The AUC measured discrimination. It reflected the ability of index to correctly distinguish between the patients who needed treatment increase vs. those who did not, based on the sensitivity and specificity of each index. An index with perfect discrimination, 100% sensitivity and 100% specificity, has a ROC curve that passes through the upper left corner. Then, the closer the ROC curve to the upper left corner, the higher the overall accuracy of the index. For instance, AUC of 0.779 for BILAG-2004 in Table 5 means, on average, a patient with increased treatment had higher BILAG-2004 score than 77.9% of those with no increased treatment. In other words, BILAG-2004 had the predictive ability to discriminate patients who needed increased treatment than those who did not. This was true for all indices since all AUCs were significant. But, the delectability power was different, from the minimum AUC of 71% for SLAM-R to the maximum AUC of 78% for BILAG-2004. The difference between BILAG and SLEDAI-2K in terms of AUC was minimal. The ability of indices to capture disease activity and the need to increase treatment was different in previous studies. Although BILAG-2004 was more able to detect this issue in the study of Yee et al. [15], there are some reports for better response of SLEDAI [16], SLAM [8, 23], or ECLAM [24]. This inconsistency among studies may result from differences in statistical analysis, sample size, or study design (for instance, cross-sectional vs. longitudinal study).
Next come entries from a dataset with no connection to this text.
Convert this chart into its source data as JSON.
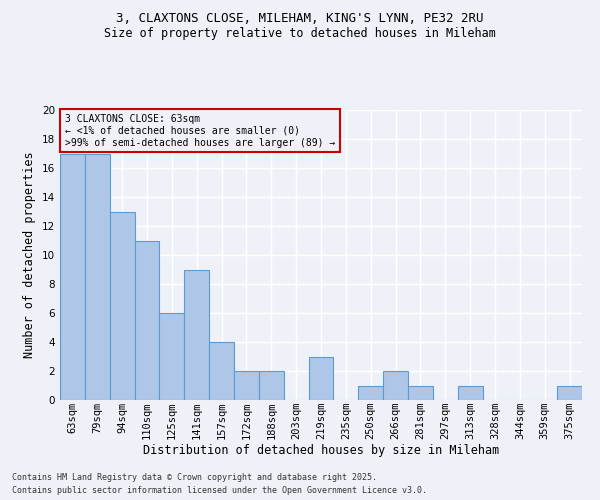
{
  "title_line1": "3, CLAXTONS CLOSE, MILEHAM, KING'S LYNN, PE32 2RU",
  "title_line2": "Size of property relative to detached houses in Mileham",
  "xlabel": "Distribution of detached houses by size in Mileham",
  "ylabel": "Number of detached properties",
  "footnote_line1": "Contains HM Land Registry data © Crown copyright and database right 2025.",
  "footnote_line2": "Contains public sector information licensed under the Open Government Licence v3.0.",
  "annotation_line1": "3 CLAXTONS CLOSE: 63sqm",
  "annotation_line2": "← <1% of detached houses are smaller (0)",
  "annotation_line3": ">99% of semi-detached houses are larger (89) →",
  "bar_labels": [
    "63sqm",
    "79sqm",
    "94sqm",
    "110sqm",
    "125sqm",
    "141sqm",
    "157sqm",
    "172sqm",
    "188sqm",
    "203sqm",
    "219sqm",
    "235sqm",
    "250sqm",
    "266sqm",
    "281sqm",
    "297sqm",
    "313sqm",
    "328sqm",
    "344sqm",
    "359sqm",
    "375sqm"
  ],
  "bar_values": [
    17,
    17,
    13,
    11,
    6,
    9,
    4,
    2,
    2,
    0,
    3,
    0,
    1,
    2,
    1,
    0,
    1,
    0,
    0,
    0,
    1
  ],
  "bar_color": "#aec6e8",
  "bar_edge_color": "#5b9bd5",
  "annotation_box_edge_color": "#cc0000",
  "background_color": "#eef2f8",
  "grid_color": "#ffffff",
  "ylim": [
    0,
    20
  ],
  "yticks": [
    0,
    2,
    4,
    6,
    8,
    10,
    12,
    14,
    16,
    18,
    20
  ],
  "title_fontsize": 9,
  "subtitle_fontsize": 8.5,
  "xlabel_fontsize": 8.5,
  "ylabel_fontsize": 8.5,
  "tick_fontsize": 7.5,
  "annotation_fontsize": 7,
  "footnote_fontsize": 6
}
This study had some limitations. Our results could be improved if patients’ assessment of disease status were considered. In addition, one rheumatologist decided on all treatments, and there was no second check. If the patients were evaluated by a second rheumatologist, less errors were probably expected.

In summary, the current study showed that BILAG-2004 followed by SLEDAI-2K had the highest predictability of the need to increase the treatment in three consecutive visits among the four disease activity indices in our study. It may be expected that the outcome of BILAG-2004 in terms of treatment will be more meaningful.